The vaccines are, of course, the best way to keep this raging pandemic under control. However, they too aren’t 100% effective. Moreover, some people can’t receive vaccines due to some underlying health conditions. Hence, scientists have continued to look for potent antiviral therapeutics that can help treat COVID-19 infections effectively. There might be a significant new development in that regard.
A multi-drug treatment that can remove COVID from the lungs in less than 5 days
According to a study published in the journal iScience, researchers from the Tokyo University of Science have found that a new pair of drugs may help expedite the clearance of coronavirus infection from a person's lungs in as little as 4.9 days. The team included researchers based in Japan, the US, and the UK who had started a project to find a cure for COVID-19.

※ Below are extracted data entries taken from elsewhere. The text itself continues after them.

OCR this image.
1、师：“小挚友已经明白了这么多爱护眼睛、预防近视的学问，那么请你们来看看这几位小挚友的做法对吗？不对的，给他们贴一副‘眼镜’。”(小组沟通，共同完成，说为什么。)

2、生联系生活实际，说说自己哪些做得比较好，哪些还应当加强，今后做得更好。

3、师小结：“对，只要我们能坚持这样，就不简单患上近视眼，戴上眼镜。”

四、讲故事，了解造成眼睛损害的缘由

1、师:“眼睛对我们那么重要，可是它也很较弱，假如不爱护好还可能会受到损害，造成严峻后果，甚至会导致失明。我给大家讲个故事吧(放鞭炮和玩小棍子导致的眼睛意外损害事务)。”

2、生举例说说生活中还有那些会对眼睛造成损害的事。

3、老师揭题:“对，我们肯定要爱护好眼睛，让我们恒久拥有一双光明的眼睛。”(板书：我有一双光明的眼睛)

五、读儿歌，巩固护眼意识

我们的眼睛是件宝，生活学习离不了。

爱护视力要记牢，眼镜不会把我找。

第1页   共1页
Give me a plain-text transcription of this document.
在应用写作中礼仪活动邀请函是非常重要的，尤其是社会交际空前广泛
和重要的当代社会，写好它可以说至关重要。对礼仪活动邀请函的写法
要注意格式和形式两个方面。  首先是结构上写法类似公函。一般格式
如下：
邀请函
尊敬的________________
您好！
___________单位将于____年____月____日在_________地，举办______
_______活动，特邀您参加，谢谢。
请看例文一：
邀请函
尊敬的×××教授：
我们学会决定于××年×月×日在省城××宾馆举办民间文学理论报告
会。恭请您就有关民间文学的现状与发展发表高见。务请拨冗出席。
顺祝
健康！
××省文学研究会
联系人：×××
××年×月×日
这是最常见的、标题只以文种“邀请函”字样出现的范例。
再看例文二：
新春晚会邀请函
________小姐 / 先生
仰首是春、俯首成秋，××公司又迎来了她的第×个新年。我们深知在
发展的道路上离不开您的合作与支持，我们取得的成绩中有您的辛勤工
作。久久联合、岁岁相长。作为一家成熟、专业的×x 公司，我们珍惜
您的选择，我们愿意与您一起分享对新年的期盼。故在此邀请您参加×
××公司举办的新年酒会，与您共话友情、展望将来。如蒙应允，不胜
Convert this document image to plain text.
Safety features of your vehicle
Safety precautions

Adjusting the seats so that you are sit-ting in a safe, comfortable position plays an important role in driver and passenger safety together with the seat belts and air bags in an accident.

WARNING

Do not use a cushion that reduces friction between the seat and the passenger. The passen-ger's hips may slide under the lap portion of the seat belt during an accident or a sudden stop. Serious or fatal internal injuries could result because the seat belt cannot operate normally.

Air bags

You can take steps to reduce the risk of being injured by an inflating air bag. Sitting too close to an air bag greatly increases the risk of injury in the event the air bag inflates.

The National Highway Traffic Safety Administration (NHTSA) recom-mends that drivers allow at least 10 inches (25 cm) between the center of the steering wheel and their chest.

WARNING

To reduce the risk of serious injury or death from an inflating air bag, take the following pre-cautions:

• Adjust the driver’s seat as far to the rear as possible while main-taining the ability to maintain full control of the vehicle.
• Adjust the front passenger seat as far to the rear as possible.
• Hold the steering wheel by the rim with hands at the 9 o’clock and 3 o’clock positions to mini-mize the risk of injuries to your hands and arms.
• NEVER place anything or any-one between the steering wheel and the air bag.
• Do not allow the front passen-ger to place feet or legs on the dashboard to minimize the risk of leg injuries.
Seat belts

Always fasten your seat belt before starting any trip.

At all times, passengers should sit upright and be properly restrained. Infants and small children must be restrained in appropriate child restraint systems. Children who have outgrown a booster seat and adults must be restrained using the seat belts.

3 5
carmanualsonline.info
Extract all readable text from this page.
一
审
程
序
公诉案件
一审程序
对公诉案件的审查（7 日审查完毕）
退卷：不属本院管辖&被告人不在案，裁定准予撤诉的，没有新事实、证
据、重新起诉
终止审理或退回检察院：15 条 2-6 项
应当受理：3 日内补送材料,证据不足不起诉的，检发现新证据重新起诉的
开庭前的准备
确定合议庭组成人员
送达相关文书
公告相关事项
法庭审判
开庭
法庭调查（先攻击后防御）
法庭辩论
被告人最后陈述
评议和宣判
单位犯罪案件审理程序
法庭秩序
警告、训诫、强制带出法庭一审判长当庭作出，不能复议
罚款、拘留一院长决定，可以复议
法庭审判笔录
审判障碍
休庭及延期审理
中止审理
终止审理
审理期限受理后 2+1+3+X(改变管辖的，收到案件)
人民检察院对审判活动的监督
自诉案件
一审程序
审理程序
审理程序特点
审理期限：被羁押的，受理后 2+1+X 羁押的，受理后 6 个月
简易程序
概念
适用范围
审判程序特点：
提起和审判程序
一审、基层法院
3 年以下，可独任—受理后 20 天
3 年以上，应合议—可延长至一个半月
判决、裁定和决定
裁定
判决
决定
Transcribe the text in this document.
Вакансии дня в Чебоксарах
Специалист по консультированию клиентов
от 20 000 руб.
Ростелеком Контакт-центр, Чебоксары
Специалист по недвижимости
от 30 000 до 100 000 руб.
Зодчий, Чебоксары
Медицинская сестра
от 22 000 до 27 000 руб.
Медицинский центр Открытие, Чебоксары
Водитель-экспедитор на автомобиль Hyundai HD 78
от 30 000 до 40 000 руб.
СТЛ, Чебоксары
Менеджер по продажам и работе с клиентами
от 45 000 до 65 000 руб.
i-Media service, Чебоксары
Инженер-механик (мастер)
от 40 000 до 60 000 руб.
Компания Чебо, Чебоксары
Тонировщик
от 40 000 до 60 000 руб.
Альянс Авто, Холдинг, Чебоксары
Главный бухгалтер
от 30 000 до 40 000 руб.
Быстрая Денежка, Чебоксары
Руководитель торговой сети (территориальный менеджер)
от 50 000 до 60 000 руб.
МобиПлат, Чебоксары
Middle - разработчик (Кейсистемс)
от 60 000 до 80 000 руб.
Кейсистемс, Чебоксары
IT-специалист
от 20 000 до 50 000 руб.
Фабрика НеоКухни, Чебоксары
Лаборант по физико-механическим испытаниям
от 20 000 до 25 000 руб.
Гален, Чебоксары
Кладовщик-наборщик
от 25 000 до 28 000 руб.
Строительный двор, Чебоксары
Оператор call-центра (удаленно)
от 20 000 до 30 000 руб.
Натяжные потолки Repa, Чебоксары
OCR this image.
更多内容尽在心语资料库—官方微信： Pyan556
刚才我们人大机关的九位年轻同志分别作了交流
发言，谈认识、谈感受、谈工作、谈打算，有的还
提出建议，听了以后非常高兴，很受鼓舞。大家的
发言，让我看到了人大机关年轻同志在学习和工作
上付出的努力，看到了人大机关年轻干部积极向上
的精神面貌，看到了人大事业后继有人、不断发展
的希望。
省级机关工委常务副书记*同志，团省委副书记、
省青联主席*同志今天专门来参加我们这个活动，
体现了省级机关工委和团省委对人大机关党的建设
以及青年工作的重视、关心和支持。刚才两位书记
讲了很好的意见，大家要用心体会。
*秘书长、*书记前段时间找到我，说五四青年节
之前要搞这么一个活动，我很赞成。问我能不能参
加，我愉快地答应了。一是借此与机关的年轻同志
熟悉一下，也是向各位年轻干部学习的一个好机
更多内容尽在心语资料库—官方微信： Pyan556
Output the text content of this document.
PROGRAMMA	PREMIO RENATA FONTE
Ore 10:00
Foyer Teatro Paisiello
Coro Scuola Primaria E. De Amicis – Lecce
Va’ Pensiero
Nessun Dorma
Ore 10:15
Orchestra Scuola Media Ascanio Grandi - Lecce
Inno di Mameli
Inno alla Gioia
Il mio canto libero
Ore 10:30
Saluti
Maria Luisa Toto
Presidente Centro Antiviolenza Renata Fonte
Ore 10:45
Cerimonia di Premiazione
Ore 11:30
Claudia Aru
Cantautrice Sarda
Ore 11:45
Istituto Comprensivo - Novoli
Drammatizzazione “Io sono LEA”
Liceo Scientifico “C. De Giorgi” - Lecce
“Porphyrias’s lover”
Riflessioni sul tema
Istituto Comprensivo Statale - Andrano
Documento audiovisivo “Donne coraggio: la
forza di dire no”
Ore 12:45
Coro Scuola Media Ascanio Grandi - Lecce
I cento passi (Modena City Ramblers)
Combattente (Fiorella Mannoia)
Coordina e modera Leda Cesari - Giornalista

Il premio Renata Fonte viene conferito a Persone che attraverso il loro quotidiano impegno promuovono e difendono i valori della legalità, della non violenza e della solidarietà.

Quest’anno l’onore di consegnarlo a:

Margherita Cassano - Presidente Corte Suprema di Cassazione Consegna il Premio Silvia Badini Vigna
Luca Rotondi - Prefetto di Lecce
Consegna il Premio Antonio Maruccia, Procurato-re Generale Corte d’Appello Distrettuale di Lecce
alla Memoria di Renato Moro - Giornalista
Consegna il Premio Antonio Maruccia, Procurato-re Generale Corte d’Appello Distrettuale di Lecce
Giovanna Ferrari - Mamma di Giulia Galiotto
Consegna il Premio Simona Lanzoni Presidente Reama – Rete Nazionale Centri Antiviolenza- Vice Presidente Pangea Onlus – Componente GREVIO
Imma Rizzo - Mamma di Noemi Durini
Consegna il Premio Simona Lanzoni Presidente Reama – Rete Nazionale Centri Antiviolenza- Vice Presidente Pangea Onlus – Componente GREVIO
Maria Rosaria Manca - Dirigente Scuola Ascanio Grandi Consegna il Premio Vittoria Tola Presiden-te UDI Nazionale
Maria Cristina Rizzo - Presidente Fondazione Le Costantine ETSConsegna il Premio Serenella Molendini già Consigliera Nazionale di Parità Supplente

To do this, the team screened several drugs using a type of cells called VeroE6/TMPRSS2 cells and manipulated them to be successfully infected with and produce SARS-CoV-2.
“To determine whether a drug of interest could help combat infection by SARS-CoV-2, we simply had to expose VeroE6/TMPRSS2 cells to both the drug and SARS-CoV-2 and then observe whether the drug’s presence served to hinder the virus’s efforts to infect cells,” explains Professor Koichi Watashi, one of the researchers from the team, in a university release.
The researchers experimented with a panel of drugs, including many that are already approved for clinical use and are being trialed as treatments for COVID-19 currently, like remdesivir and chloroquine. The tests revealed that cepharanthine (an anti-inflammatory) and nelfinavir (a drug for HIV infection) were most effective in suppressing SARS-CoV-2.
Cepharanthine prevented the entry of the virus into the cells by inhibiting the SARS-CoV-2’s ability to bind to a protein on the cell membrane, which it utilizes as an entryway. Meanwhile, nelfinavir helped prevent the virus from using a protein that allows SARS-CoV-2 to replicate in the cells.
Both these drugs have distinct antiviral mechanisms and when used together they can be extremely potent in beating COVID-19, according to the authors. Their computer models suggest that this multidrug treatment can remove SARS-CoV-2 from a person’s lungs by as few as 4.9 days.
Can this new multi-drug treatment be soon found in COVID-19 treatment centers?
While this is an encouraging new development, we will have to wait before the cepharanthine/nelfinavir combo can be found in healthcare systems across the world. We need further clinical trials to prove the efficacy of this new therapy.
If the results of the further tests establish that the clinical potential of this treatment is indeed useful and helpful, then it will be another shot in the arm in our battle against the coronavirus pandemic. While the vaccination drives need to continue to control the spread of the virus, a new and effective treatment option for clinicians and patients at this time would be a much-needed boost.